Iranian President Mahmoud Ahmadinejad has so far identified six of the ministers he intends to nominate for his new cabinet.
Hojjatoleslam Heydar Moslehi, nominated to head the Intelligence Ministry, is a representative of the Leader of the Islamic Revolution in the ground forces of the Islamic Revolution Guards Corps (IRGC), as well as the Iranian Charity Organization.
He is also an advisor to the head of the Islamic Development Organization.
Ahmadinejad named Marzieh Vahid-Dastjerdi as his health minister nominee and Fatemeh Ajorlou, a lawmaker, as his choice for the social welfare ministry.
Dastjerdi is a 1998 graduate in Obstetrics and Gynecology. She is currently an associate professor and a member of the Medical Ethics Board Committee in Tehran University of Medical Sciences.
Ajorlou, a serving member of the Iranian Parliament, is also a PhD student in educational psychology.
Ahmadinejad will also introduce Mohammad Abbasi as the nominee for the Ministry of Cooperatives.
Born in 1958, Abbasi has served as the cooperatives minister in the first term of Ahmadinejad’s government. He is currently pursuing a PhD degree in management.
Ali-Akbar Mehrabian will remain in his post as the Minister of Industries.

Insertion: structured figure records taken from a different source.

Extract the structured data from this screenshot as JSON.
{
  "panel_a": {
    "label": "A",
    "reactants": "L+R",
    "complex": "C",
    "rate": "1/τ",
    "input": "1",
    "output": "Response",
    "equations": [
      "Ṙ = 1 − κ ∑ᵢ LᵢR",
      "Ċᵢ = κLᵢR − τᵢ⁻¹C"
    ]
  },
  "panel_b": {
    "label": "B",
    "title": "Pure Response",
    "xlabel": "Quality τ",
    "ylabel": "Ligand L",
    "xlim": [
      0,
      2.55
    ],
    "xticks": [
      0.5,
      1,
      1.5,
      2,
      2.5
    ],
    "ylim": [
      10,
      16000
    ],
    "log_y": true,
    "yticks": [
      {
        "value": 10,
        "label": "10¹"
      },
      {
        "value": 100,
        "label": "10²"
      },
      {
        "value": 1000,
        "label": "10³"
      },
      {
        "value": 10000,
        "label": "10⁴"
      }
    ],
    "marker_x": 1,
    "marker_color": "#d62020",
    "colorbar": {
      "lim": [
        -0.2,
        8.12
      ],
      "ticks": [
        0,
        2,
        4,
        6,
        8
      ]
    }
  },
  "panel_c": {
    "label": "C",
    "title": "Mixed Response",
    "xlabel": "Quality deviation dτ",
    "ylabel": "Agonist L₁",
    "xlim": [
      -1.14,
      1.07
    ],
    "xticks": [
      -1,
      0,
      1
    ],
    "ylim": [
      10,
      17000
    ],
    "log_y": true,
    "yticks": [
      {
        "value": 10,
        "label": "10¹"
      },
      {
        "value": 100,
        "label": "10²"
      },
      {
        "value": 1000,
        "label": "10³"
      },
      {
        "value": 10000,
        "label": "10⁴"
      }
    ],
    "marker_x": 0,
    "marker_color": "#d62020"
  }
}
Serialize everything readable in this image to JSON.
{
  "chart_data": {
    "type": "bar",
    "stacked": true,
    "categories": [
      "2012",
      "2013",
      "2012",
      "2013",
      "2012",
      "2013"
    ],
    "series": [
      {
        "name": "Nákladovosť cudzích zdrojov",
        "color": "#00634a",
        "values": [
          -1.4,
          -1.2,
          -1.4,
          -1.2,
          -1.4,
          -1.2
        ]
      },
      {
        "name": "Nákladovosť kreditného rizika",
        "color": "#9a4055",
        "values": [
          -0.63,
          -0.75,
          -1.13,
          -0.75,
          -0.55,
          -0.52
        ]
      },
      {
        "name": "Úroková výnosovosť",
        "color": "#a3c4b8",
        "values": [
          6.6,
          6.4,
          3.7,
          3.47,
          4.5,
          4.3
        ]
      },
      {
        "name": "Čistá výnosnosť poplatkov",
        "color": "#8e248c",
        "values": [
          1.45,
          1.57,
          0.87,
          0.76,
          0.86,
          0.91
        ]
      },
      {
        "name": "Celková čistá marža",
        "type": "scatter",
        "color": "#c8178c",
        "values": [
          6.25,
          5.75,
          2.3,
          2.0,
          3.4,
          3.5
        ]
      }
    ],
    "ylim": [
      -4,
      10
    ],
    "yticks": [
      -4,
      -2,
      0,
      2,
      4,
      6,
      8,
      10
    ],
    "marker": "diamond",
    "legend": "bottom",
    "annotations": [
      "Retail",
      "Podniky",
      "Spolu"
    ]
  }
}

Mehrabian, 40, holds a Bachelor of Science degree in civil engineering from University of Science and Technology.
After the dismissal of Ali-Reza Tahmasbi in 2007, the Iranian president named Mehrabian as the caretaker of the Ministry of Industries.

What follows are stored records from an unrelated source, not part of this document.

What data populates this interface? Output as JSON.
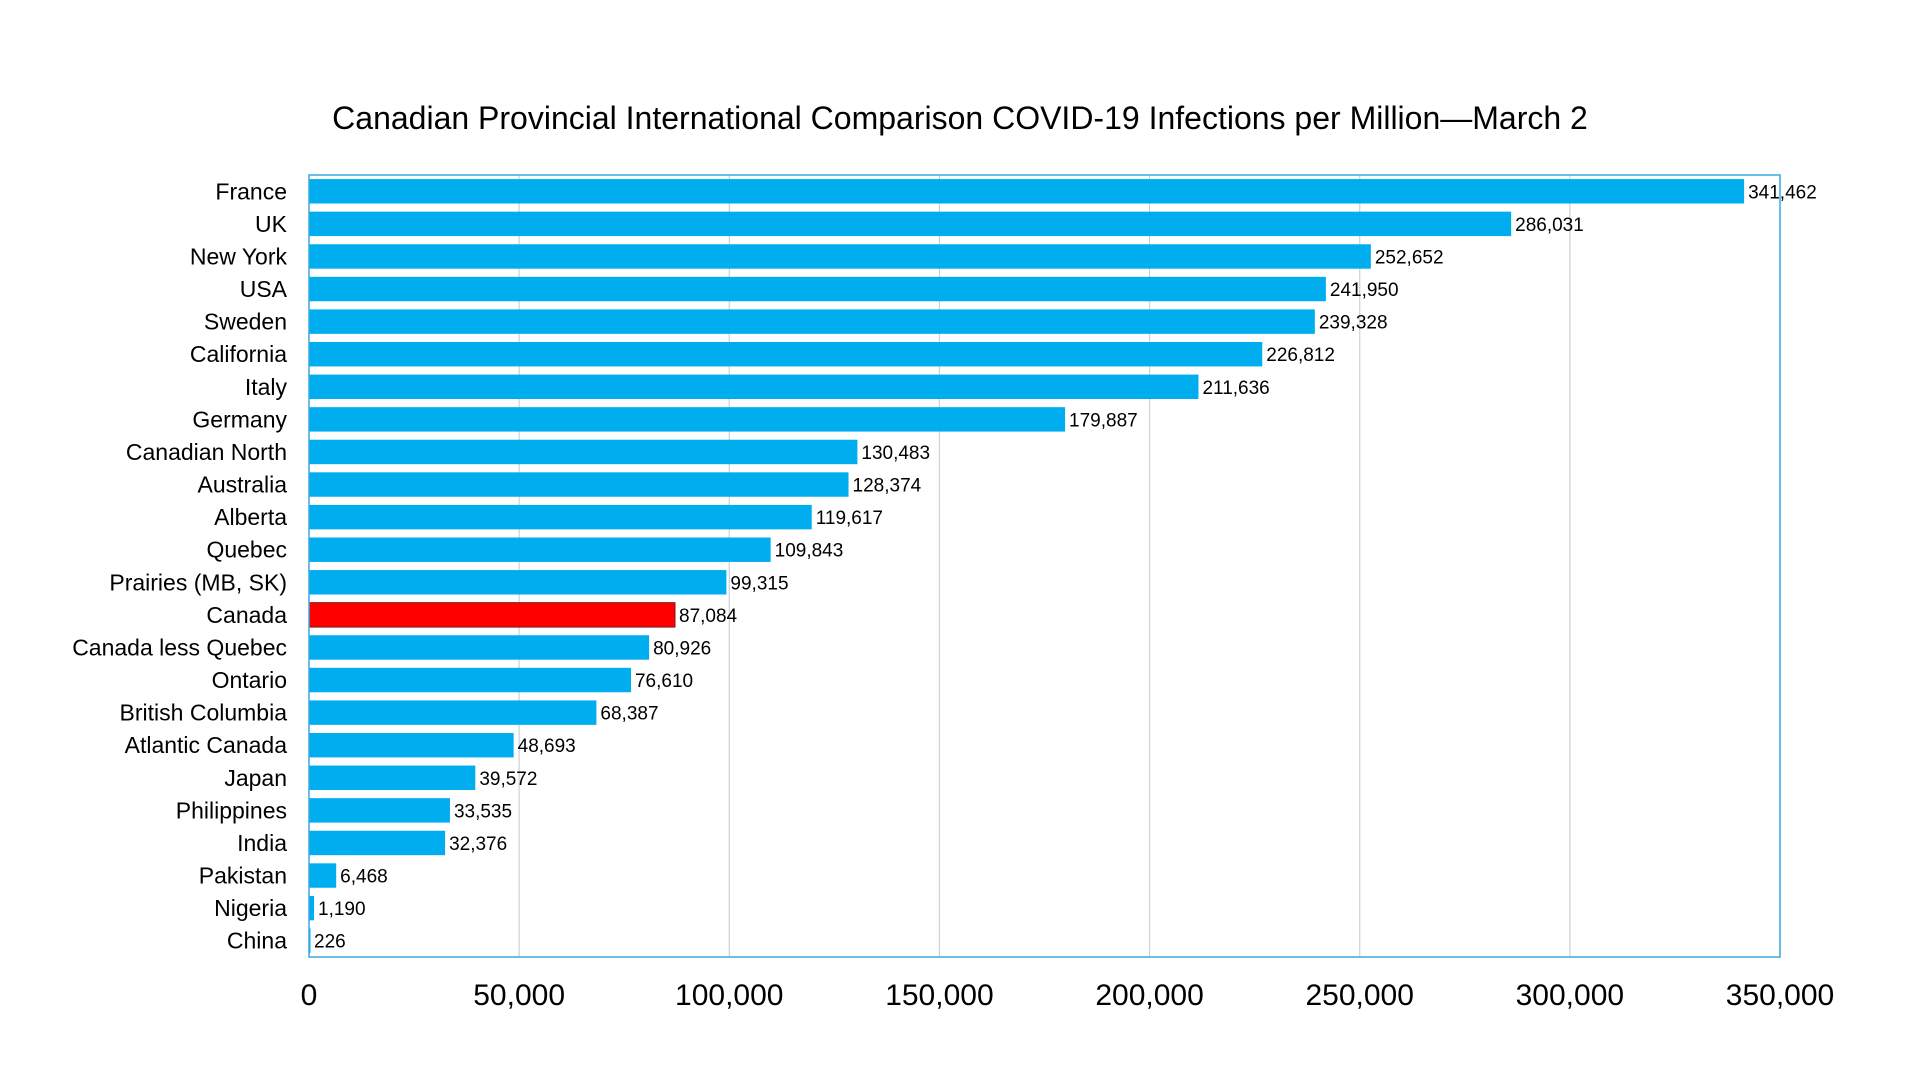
{
  "chart_data": {
    "type": "bar",
    "orientation": "horizontal",
    "title": "Canadian Provincial International Comparison COVID-19 Infections per Million—March 2",
    "categories": [
      "France",
      "UK",
      "New York",
      "USA",
      "Sweden",
      "California",
      "Italy",
      "Germany",
      "Canadian North",
      "Australia",
      "Alberta",
      "Quebec",
      "Prairies (MB, SK)",
      "Canada",
      "Canada less Quebec",
      "Ontario",
      "British Columbia",
      "Atlantic Canada",
      "Japan",
      "Philippines",
      "India",
      "Pakistan",
      "Nigeria",
      "China"
    ],
    "values": [
      341462,
      286031,
      252652,
      241950,
      239328,
      226812,
      211636,
      179887,
      130483,
      128374,
      119617,
      109843,
      99315,
      87084,
      80926,
      76610,
      68387,
      48693,
      39572,
      33535,
      32376,
      6468,
      1190,
      226
    ],
    "value_labels": [
      "341,462",
      "286,031",
      "252,652",
      "241,950",
      "239,328",
      "226,812",
      "211,636",
      "179,887",
      "130,483",
      "128,374",
      "119,617",
      "109,843",
      "99,315",
      "87,084",
      "80,926",
      "76,610",
      "68,387",
      "48,693",
      "39,572",
      "33,535",
      "32,376",
      "6,468",
      "1,190",
      "226"
    ],
    "xlim": [
      0,
      350000
    ],
    "xticks": [
      0,
      50000,
      100000,
      150000,
      200000,
      250000,
      300000,
      350000
    ],
    "xtick_labels": [
      "0",
      "50,000",
      "100,000",
      "150,000",
      "200,000",
      "250,000",
      "300,000",
      "350,000"
    ],
    "xlabel": "",
    "ylabel": "",
    "grid": "vertical",
    "legend": "none",
    "highlight_category": "Canada",
    "colors": {
      "bar": "#00AEEF",
      "highlight": "#FF0000",
      "frame": "#3BA9E0",
      "grid": "#C8D3DD",
      "text": "#000000"
    }
  }
}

Mehrabian is the managing director of Shahrvand and Refah chain stores and an advisor to President Ahmadinejad.
Shamseddin Hosseini, 42, was also named as President Ahmadinejad’s nominee for the Ministry of Economy and Finance.

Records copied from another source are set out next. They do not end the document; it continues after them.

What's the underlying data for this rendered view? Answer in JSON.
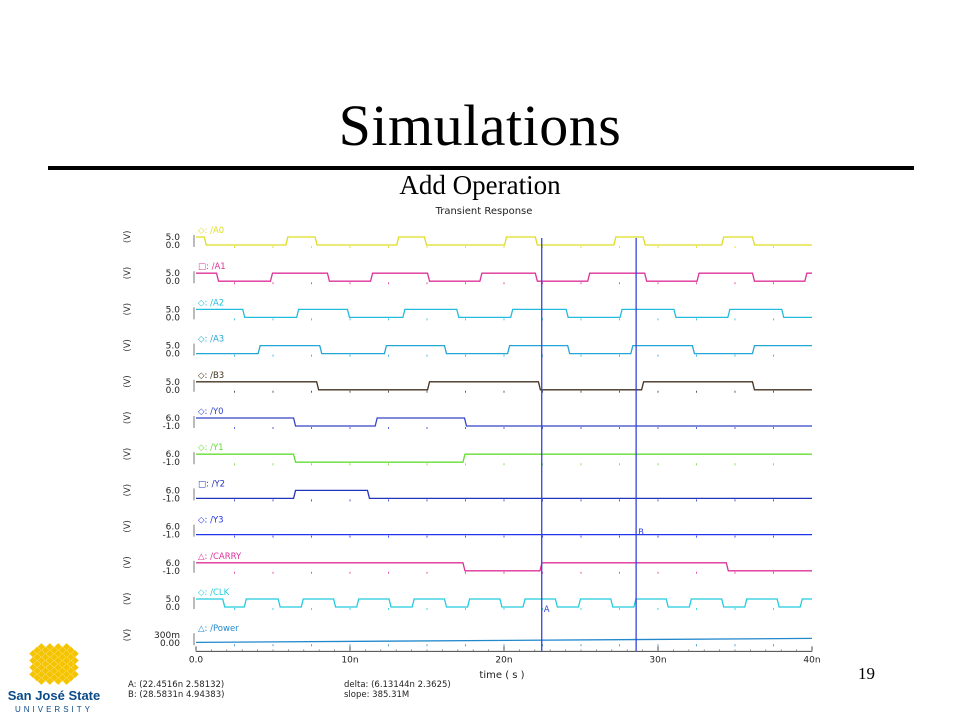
{
  "slide": {
    "title": "Simulations",
    "subtitle": "Add Operation",
    "page_number": "19",
    "logo": {
      "name": "San José State",
      "sub": "UNIVERSITY",
      "colors": {
        "gold": "#f5c400",
        "blue": "#0a4a8a"
      }
    }
  },
  "chart_data": {
    "type": "line",
    "title": "Transient Response",
    "xlabel": "time ( s )",
    "x_ticks": [
      "0.0",
      "10n",
      "20n",
      "30n",
      "40n"
    ],
    "xlim_ns": [
      0,
      40
    ],
    "cursors": [
      {
        "label": "A",
        "x_ns": 22.45,
        "color": "#3344dd"
      },
      {
        "label": "B",
        "x_ns": 28.58,
        "color": "#3344dd"
      }
    ],
    "readout": {
      "a": "A: (22.4516n 2.58132)",
      "b": "B: (28.5831n 4.94383)",
      "delta": "delta: (6.13144n 2.3625)",
      "slope": "slope: 385.31M"
    },
    "series": [
      {
        "name": "/A0",
        "marker": "◇",
        "color": "#dddd22",
        "unit": "(V)",
        "y_top": "5.0",
        "y_bot": "0.0",
        "transitions_ns": [
          0,
          0.6,
          5.9,
          7.8,
          13.1,
          14.9,
          20.1,
          22.1,
          27.2,
          29.1,
          34.2,
          36.2,
          40
        ]
      },
      {
        "name": "/A1",
        "marker": "□",
        "color": "#dd3399",
        "unit": "(V)",
        "y_top": "5.0",
        "y_bot": "0.0",
        "transitions_ns": [
          0,
          1.4,
          4.9,
          8.6,
          11.4,
          15.1,
          18.5,
          22.1,
          25.5,
          29.2,
          32.6,
          36.2,
          39.6
        ]
      },
      {
        "name": "/A2",
        "marker": "◇",
        "color": "#22bbdd",
        "unit": "(V)",
        "y_top": "5.0",
        "y_bot": "0.0",
        "transitions_ns": [
          0,
          3.1,
          6.6,
          9.9,
          13.5,
          17.0,
          20.5,
          24.1,
          27.6,
          31.1,
          34.6,
          38.1,
          40
        ]
      },
      {
        "name": "/A3",
        "marker": "◇",
        "color": "#22a6d6",
        "unit": "(V)",
        "y_top": "5.0",
        "y_bot": "0.0",
        "transitions_ns": [
          4.1,
          8.1,
          12.3,
          16.2,
          20.3,
          24.2,
          28.3,
          32.3,
          36.2,
          40
        ]
      },
      {
        "name": "/B3",
        "marker": "◇",
        "color": "#443322",
        "unit": "(V)",
        "y_top": "5.0",
        "y_bot": "0.0",
        "transitions_ns": [
          0,
          7.9,
          15.1,
          22.3,
          29.0,
          36.2,
          40
        ]
      },
      {
        "name": "/Y0",
        "marker": "◇",
        "color": "#3344cc",
        "unit": "(V)",
        "y_top": "6.0",
        "y_bot": "-1.0",
        "transitions_ns": [
          0,
          6.4,
          11.7,
          17.5,
          40
        ]
      },
      {
        "name": "/Y1",
        "marker": "◇",
        "color": "#66dd33",
        "unit": "(V)",
        "y_top": "6.0",
        "y_bot": "-1.0",
        "transitions_ns": [
          0,
          6.4,
          17.4,
          40
        ]
      },
      {
        "name": "/Y2",
        "marker": "□",
        "color": "#2233bb",
        "unit": "(V)",
        "y_top": "6.0",
        "y_bot": "-1.0",
        "transitions_ns": [
          6.4,
          11.2,
          40
        ]
      },
      {
        "name": "/Y3",
        "marker": "◇",
        "color": "#2233ee",
        "unit": "(V)",
        "y_top": "6.0",
        "y_bot": "-1.0",
        "transitions_ns": [
          40
        ]
      },
      {
        "name": "/CARRY",
        "marker": "△",
        "color": "#dd3399",
        "unit": "(V)",
        "y_top": "6.0",
        "y_bot": "-1.0",
        "transitions_ns": [
          0,
          17.4,
          22.4,
          34.5,
          40
        ]
      },
      {
        "name": "/CLK",
        "marker": "◇",
        "color": "#22ccdd",
        "unit": "(V)",
        "y_top": "5.0",
        "y_bot": "0.0",
        "transitions_ns": [
          0,
          1.8,
          3.2,
          5.4,
          6.9,
          9.0,
          10.5,
          12.6,
          14.1,
          16.2,
          17.7,
          19.8,
          21.3,
          23.4,
          24.9,
          27.0,
          28.5,
          30.6,
          32.1,
          34.2,
          35.7,
          37.8,
          39.3,
          40
        ]
      },
      {
        "name": "/Power",
        "marker": "△",
        "color": "#2288cc",
        "unit": "(V)",
        "y_top": "300m",
        "y_bot": "0.00",
        "ramp": [
          0.05,
          0.3
        ]
      }
    ]
  }
}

Hosseini got his PhD degree in economics from the Islamic Azad University in 2005.
He has taught at the Islamic Azad University, Payame Nour University and Allameh Tabataba’i University.
Ahmadinejad was sworn in on August 5 for a second four-year term after winning a land-slide victory in the disputed presidential election in June.
He has been criticized by pro-government Principlists for not seeking Parliament consultation in selecting his ministers.
The Iranian president was also criticized by some during his first term in office for frequently reshuffling the cabinet and for utilizing ministers who lacked experience. He sacked 10 ministers and two central bank directors during his first tenure.
Ahmadinejad has until August 19 to present a Cabinet to Parliament for approval.